Day 6: September 9, 2014

Start (approx.): 6:34 am            Camp (approx.): 10:00 pm

4000 footers climbed: Tecumseh (9:45 am), North Tripyramid, Middle Tripyramid (4:45 pm?)

Miles hiked: 17.3

I road walk about a mile on Tripoli road to the mount Tecumseh trail. I understand now why most people climb Tecumseh from the other side, this side has a false summit which you have to descend before climbing up to the actual summit of Tecumseh. The views on Tecumseh are pretty good but I don’t linger and descend to the ski area. At a stream crossing I randomly meet Bob who manages the 4000 footer face book page. It’s fun to talk to someone who understands what I’m trying to do.

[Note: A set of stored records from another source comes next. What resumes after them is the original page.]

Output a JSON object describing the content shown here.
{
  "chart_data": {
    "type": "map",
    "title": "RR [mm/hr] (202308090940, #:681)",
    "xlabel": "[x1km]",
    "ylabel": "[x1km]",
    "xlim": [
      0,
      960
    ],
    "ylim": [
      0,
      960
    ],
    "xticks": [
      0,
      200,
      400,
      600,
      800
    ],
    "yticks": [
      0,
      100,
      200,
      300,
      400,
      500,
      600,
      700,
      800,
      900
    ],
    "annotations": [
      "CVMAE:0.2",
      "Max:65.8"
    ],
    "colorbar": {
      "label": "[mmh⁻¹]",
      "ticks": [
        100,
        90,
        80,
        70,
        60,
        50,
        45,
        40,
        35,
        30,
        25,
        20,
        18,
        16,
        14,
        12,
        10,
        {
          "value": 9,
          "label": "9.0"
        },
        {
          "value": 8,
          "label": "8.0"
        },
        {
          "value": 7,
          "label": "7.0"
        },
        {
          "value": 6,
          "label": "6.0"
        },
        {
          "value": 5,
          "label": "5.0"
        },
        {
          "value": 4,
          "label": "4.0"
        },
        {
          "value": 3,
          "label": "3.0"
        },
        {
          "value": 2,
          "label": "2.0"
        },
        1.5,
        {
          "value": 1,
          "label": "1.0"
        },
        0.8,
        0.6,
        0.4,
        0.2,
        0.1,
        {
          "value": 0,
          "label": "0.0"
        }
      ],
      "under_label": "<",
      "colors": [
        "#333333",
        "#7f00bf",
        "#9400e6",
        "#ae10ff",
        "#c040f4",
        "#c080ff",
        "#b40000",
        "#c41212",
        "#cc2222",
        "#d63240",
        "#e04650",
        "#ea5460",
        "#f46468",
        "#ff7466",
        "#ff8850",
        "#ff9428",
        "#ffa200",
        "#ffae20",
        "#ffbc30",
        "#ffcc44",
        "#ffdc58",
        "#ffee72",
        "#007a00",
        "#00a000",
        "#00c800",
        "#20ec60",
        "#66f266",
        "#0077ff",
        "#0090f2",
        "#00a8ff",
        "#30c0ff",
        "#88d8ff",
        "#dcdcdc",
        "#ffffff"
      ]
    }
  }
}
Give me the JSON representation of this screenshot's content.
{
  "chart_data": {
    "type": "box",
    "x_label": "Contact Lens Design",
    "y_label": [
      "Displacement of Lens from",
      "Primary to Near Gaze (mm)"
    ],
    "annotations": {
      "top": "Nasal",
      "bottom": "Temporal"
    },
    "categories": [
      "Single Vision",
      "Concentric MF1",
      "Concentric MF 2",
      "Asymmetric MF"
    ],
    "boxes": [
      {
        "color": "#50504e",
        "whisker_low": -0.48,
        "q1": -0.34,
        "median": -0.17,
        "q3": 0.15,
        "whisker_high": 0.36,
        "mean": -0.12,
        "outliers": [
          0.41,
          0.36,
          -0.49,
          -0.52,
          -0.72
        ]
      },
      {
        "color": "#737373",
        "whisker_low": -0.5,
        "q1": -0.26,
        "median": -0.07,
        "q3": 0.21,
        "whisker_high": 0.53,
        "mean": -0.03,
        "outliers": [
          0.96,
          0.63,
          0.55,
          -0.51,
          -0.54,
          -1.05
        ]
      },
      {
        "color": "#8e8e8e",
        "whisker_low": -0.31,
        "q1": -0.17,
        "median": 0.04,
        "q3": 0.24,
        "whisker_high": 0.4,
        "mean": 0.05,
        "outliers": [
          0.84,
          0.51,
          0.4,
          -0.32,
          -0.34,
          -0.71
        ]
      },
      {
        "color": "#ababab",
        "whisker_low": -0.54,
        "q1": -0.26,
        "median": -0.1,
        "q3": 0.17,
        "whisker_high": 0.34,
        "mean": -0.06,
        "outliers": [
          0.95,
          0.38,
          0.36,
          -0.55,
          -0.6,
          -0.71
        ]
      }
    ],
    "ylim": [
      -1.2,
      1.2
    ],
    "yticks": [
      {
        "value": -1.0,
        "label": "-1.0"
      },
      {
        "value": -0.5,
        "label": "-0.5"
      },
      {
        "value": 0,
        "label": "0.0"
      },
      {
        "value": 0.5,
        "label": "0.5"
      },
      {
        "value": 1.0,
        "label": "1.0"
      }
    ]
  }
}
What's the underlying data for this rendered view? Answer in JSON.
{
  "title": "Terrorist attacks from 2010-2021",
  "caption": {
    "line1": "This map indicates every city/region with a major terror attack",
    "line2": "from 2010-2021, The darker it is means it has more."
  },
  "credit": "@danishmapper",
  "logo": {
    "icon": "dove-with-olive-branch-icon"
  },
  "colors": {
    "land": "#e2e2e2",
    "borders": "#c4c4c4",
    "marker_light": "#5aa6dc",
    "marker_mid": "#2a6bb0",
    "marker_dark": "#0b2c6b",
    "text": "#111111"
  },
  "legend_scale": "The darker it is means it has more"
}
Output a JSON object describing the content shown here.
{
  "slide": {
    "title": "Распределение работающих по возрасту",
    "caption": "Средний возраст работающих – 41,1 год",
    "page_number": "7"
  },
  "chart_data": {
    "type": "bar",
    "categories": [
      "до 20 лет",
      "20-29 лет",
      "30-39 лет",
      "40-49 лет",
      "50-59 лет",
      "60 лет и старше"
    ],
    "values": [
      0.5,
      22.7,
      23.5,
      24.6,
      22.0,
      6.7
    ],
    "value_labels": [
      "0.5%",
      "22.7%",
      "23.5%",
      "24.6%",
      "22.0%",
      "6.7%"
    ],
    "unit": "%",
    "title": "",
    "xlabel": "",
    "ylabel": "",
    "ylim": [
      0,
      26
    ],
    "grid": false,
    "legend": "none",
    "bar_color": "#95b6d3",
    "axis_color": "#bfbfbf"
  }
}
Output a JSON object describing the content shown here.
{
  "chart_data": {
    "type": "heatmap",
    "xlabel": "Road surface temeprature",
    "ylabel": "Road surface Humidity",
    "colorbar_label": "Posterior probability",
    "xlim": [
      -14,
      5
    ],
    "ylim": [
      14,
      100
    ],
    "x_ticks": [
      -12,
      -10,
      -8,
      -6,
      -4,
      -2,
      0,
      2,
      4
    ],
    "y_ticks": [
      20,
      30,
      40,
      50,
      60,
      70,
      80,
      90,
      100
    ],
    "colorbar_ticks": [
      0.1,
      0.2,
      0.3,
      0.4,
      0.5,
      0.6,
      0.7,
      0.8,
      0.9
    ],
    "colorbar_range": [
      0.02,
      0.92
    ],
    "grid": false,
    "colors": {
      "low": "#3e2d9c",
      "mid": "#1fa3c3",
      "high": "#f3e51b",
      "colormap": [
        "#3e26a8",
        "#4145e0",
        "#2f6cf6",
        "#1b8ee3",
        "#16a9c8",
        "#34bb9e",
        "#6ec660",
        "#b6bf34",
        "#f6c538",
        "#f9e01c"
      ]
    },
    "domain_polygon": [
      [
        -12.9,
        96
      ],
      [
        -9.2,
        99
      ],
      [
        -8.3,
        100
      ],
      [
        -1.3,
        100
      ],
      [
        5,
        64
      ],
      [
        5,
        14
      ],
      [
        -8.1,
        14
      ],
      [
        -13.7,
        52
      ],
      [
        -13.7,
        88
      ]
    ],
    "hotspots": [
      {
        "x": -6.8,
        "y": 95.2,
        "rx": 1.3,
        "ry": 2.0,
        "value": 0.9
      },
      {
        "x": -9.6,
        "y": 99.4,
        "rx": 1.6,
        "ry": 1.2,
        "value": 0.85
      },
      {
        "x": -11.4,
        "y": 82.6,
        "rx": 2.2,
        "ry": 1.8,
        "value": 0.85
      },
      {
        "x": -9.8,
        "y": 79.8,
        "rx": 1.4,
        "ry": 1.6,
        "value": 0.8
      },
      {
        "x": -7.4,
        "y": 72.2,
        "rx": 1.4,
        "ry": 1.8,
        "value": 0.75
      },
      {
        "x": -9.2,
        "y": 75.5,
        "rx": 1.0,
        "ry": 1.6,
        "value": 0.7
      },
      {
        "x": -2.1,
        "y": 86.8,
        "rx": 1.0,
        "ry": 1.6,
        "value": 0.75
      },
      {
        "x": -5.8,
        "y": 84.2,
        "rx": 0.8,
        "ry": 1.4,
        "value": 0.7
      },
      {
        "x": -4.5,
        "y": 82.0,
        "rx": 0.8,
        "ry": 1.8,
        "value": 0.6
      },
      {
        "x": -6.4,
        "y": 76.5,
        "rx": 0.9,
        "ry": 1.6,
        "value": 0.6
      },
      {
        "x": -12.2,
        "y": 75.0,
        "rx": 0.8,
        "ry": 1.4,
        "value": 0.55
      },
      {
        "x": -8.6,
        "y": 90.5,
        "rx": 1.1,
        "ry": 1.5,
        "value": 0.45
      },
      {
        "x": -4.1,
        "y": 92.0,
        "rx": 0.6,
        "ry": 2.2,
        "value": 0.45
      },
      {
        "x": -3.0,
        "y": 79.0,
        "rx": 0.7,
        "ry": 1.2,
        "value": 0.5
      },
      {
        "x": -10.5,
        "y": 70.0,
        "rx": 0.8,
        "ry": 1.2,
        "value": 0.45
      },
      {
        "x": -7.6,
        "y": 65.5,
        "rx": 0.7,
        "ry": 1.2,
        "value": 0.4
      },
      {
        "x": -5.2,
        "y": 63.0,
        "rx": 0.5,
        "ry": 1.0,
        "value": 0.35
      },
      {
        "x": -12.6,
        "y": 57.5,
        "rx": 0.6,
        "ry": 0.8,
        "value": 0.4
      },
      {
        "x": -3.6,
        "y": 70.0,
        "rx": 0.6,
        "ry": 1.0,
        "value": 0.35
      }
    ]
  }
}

Once on the road I wonder if the ski trail I see going off to the left would be a shortcut to my trailhead but I’m not sure so I continue on the road. After turning left back onto Tripoli road I notice the ski trail again so yes, I could have saved myself 1/2 mile perhaps. Yesterday at the Greeley pond trailhead I saw notices about the Livermore trail being closed during the week for maintenance. I vaguely remember reading something about that but it’s too late now. I need that trail to get up to the Tripyramids. I’m hoping that after three months they’re mostly done with the work and will let me pass by. I feel a little apprehensive bypassing all the closed signs but plan on asking the first person I see what the situation is. It turns out this Livermore trail is just a gravel road and I never see anyone on it. Nonetheless I am very relieved when I get to the junction with the Scaur Ridge trail. I walk a little bit further and reward myself with an actual lunch break and cook pasta. The Scaur Ridge trail is a good trail and before I know it I reach the junction with the Pine Bend Brook trail and I’m on the ridge to the Tripyramids. There is some slabby crap trail there but nothing as bad as the slide on the way to the Kate Sleeper trail. Thank goodness it only lasts for a very short time. I’m not a fan of slides with a full pack on. After an initial rocky start the Sleeper trail is very nice an easy. I make good time until I go down the Downes Brook trail because I didn’t see the junction in the dark. I was focusing on staying on trail (it was a rocky section) and was so glad I was on a trail that I didn’t question if I was on the right trail. This is one of the few trails I haven’t hiked yet and I wish I had because I wouldn’t have wasted so much time and energy going down hill and finally figuring out that it didn’t line up with the route on the map. Back up I go and now I do see the junction sign. I vaguely remember Rich saying something about a tricky section coming up and not wanting to get lost I decide to find a place to camp here. Rich has told me there are nice campsites here. I can’t find them in the dark. Needless to say, I’m quite frustrated.